Manuzah Tabassum is to become head of Langdon School in east London. Ms Tabassum is deputy head of Kingsmead School in Enfield. She began teaching science at the Compton School in Barnet, north London, and later moved to Willowfield School in Walthamstow. Her next role was head of science at Forest Gate School in Newham, where she became assistant head. She will start her new post in September.

Tom Leech is to retire as head of Milborne St Andrew First School in Blandford, Dorset. He has run the village school for 13 years. His first job was at Tophill Junior School in Portland. He then became deputy head of Southill Primary in Weymouth, before joining Cerne Abbas First School as headteacher.

Clare Fionda is retiring from Sherwood Park Special School in Sutton, Surrey, after 34 years. She started at the school for pupils with severe, profound and multiple learning difficulties as the nursery teacher in 1975. She was appointed deputy head in 1980 and has been head since 2003. During her career, she says she has seen huge developments in this area of special needs. She will retire this summer.

Kath O'Dwyer has been appointed Warrington's new director of children's services. She is deputy director of children's services at Stoke-on-Trent City Council and will take up her new post when Norma Cadwallader, strategic director of children's services, retires in the autumn.

The Royal Geographical Society has honoured two teachers for excellence in teaching the subject at secondary level. Rebecca Kitchen, head of humanities at Aylesbury High, Buckinghamshire, has been recognised for her creativity in the classroom; developing links with other organisations; her role in promoting positive experiences of the society's ambassador scheme; and the resources she has developed to teach difficult topics such as the geography of conflict.

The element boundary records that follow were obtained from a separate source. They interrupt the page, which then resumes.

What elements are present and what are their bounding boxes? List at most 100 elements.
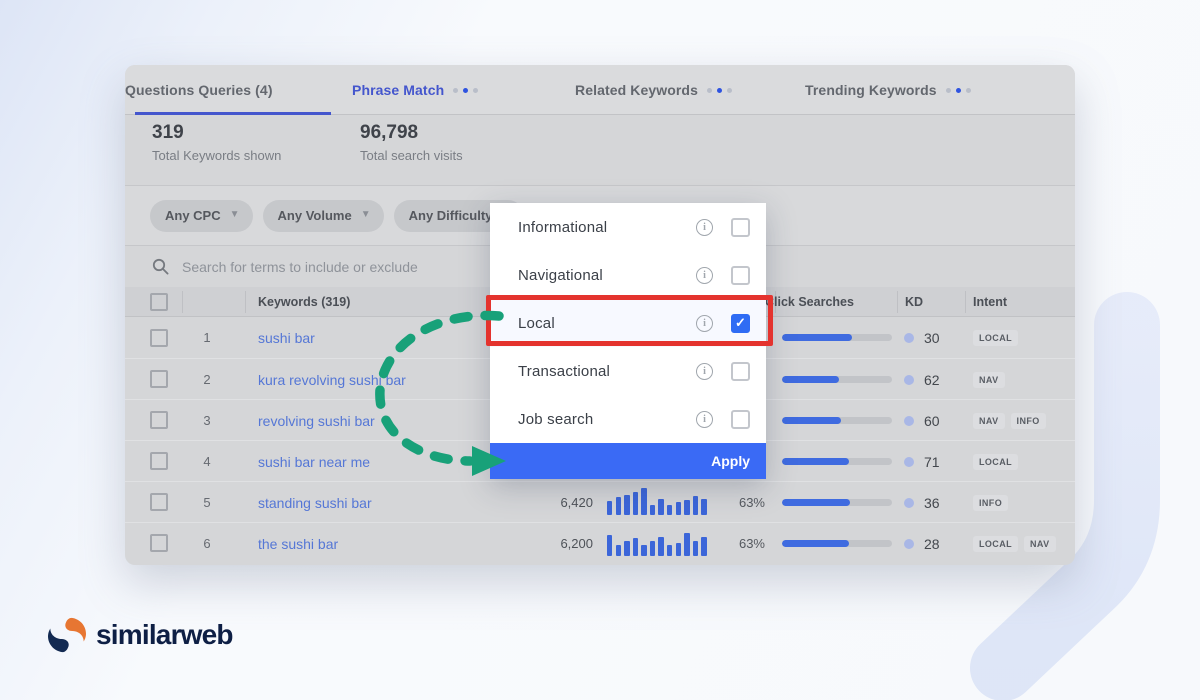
bar-fill xyxy=(782,458,850,465)
dropdown-item-transactional[interactable]: Transactional i xyxy=(490,347,766,395)
keyword-link[interactable]: revolving sushi bar xyxy=(258,412,375,429)
dropdown-item-navigational[interactable]: Navigational i xyxy=(490,251,766,299)
column-divider xyxy=(965,291,966,313)
intent-badge: NAV xyxy=(973,371,1005,388)
trend-bar xyxy=(667,545,673,556)
dropdown-item-job-search[interactable]: Job search i xyxy=(490,395,766,443)
table-row: 5 standing sushi bar 6,420 63% 36 INFO xyxy=(125,481,1075,522)
row-checkbox[interactable] xyxy=(150,411,168,429)
click-searches-bar xyxy=(782,376,892,383)
column-divider xyxy=(775,291,776,313)
row-rank: 2 xyxy=(203,372,211,387)
trend-bar xyxy=(607,500,613,515)
kd-value: 71 xyxy=(924,453,940,470)
dropdown-items: Informational i Navigational i Local i ✓… xyxy=(490,203,766,443)
intent-badges: NAV xyxy=(973,359,1005,400)
tab-label: Phrase Match xyxy=(352,82,445,98)
tab-label: Related Keywords xyxy=(575,82,698,98)
kd-dot-icon xyxy=(904,539,914,549)
trend-bar xyxy=(692,541,699,556)
bar-fill xyxy=(782,499,851,506)
click-searches-bar xyxy=(782,334,892,341)
tab-related-keywords[interactable]: Related Keywords xyxy=(575,65,732,115)
kd-dot-icon xyxy=(904,498,914,508)
trend-bar xyxy=(701,499,707,515)
pagination-dots-icon xyxy=(706,87,732,93)
dropdown-checkbox[interactable]: ✓ xyxy=(731,313,750,333)
info-icon[interactable]: i xyxy=(696,266,713,284)
keyword-link[interactable]: kura revolving sushi bar xyxy=(258,371,406,388)
stat: 319 Total Keywords shown xyxy=(152,122,281,163)
tab-trending-keywords[interactable]: Trending Keywords xyxy=(805,65,971,115)
row-checkbox[interactable] xyxy=(150,328,168,347)
similarweb-logo: similarweb xyxy=(48,616,234,654)
row-checkbox[interactable] xyxy=(150,370,168,388)
trend-bar xyxy=(667,504,673,515)
keyword-link[interactable]: the sushi bar xyxy=(258,535,339,552)
trend-bar xyxy=(607,535,613,556)
keyword-link[interactable]: sushi bar near me xyxy=(258,453,371,470)
filter-pill-label: Any Difficulty xyxy=(408,208,493,223)
row-rank: 4 xyxy=(203,454,211,469)
dropdown-item-informational[interactable]: Informational i xyxy=(490,203,766,251)
trend-bar xyxy=(692,495,699,515)
row-checkbox[interactable] xyxy=(150,452,168,470)
header-click-searches: Click Searches xyxy=(765,295,854,309)
chevron-down-icon: ▼ xyxy=(360,209,371,220)
kd-value: 60 xyxy=(924,412,940,429)
keyword-link[interactable]: sushi bar xyxy=(258,329,315,346)
intent-badges: LOCAL xyxy=(973,317,1018,358)
header-keywords: Keywords (319) xyxy=(258,295,351,309)
trend-bar xyxy=(615,496,621,515)
info-icon[interactable]: i xyxy=(696,410,713,428)
click-share-value: 63% xyxy=(738,536,765,551)
intent-badge: INFO xyxy=(1010,412,1046,429)
click-share-value: 63% xyxy=(738,495,765,510)
filter-pill-any-volume[interactable]: Any Volume ▼ xyxy=(262,199,384,232)
stat: 96,798 Total search visits xyxy=(360,122,463,163)
trend-bar xyxy=(624,541,630,556)
dropdown-checkbox[interactable] xyxy=(731,265,750,285)
dropdown-checkbox[interactable] xyxy=(731,217,750,237)
kd-value: 62 xyxy=(924,371,940,388)
dropdown-item-label: Transactional xyxy=(518,362,611,380)
info-icon[interactable]: i xyxy=(696,314,713,332)
dropdown-checkbox[interactable] xyxy=(731,361,750,381)
click-searches-bar xyxy=(782,417,892,424)
dropdown-checkbox[interactable] xyxy=(731,409,750,429)
pagination-dots-icon xyxy=(453,87,479,93)
keyword-link[interactable]: standing sushi bar xyxy=(258,494,372,511)
intent-filter-dropdown: Informational i Navigational i Local i ✓… xyxy=(490,203,766,479)
trend-bar xyxy=(658,499,664,515)
trend-bar xyxy=(641,545,647,556)
tab-phrase-match[interactable]: Phrase Match xyxy=(352,65,479,115)
kd-value: 28 xyxy=(924,535,940,552)
row-rank: 6 xyxy=(203,536,211,551)
apply-button[interactable]: Apply xyxy=(490,443,766,479)
row-checkbox[interactable] xyxy=(150,534,168,552)
select-all-checkbox[interactable] xyxy=(150,293,168,311)
filter-pill-any-cpc[interactable]: Any CPC ▼ xyxy=(150,199,253,232)
dropdown-item-local[interactable]: Local i ✓ xyxy=(490,299,766,347)
trend-bar xyxy=(615,545,621,556)
intent-badge: NAV xyxy=(973,412,1005,429)
kd-dot-icon xyxy=(904,375,914,385)
tab-bar: Phrase Match Related Keywords Trending K… xyxy=(125,65,1075,115)
bar-fill xyxy=(782,334,853,341)
kd-dot-icon xyxy=(904,333,914,343)
row-checkbox[interactable] xyxy=(150,493,168,511)
trend-bar xyxy=(649,541,656,556)
header-intent: Intent xyxy=(973,295,1008,309)
search-icon xyxy=(152,258,169,275)
chevron-down-icon: ▼ xyxy=(229,209,240,220)
stat-value: 319 xyxy=(152,122,184,143)
trend-bar xyxy=(675,501,682,515)
volume-trend-histogram xyxy=(607,529,713,556)
bar-fill xyxy=(782,376,840,383)
info-icon[interactable]: i xyxy=(696,218,713,236)
tab-questions-queries-4[interactable]: Questions Queries (4) xyxy=(125,65,273,115)
tab-label: Trending Keywords xyxy=(805,82,937,98)
bar-fill xyxy=(782,540,850,547)
trend-bar xyxy=(649,504,656,515)
info-icon[interactable]: i xyxy=(696,362,713,380)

Graham Goldup, of Cardinal Newman school in Hove, Sussex, was recognised for his innovative classroom work and his constant efforts to make geography real, relevant and topical. While many local authorities are providing less support for schools in the subject, he has set up a successful local network linked to both the society and the Geographical Association to provide speakers and workshop activities. He has also initiated international links with schools.

Sir Al Aynsley-Green, the Children's Commissioner, is stepping down at the end of his five-year term of office in February next year. He was appointed as the first person in the post as part of the changes to children's services under the Every Child Matters agenda. He had previously been national clinical director for children at the Department of Health, Nuffield Professor of Child Health at Great Ormond Street Hospital for children and at the Institute of Child Health, University College, London.


Last week's man of the moment was, to the surprise of many, the veteran Labour MP and chairman of the schools select committee. Hitherto considered by government whips a reliable loyalist, Mr Sheerman was an unlikely public face of the rebellion against Gordon Brown. Revelling in his new-found fame - even notoriety - Mr Sheerman called a truce after the EU elections, but sources tell 'The TES' that he has not given up hope of ousting the current tenant of Number 10 and may start making trouble again in October. Watch this space.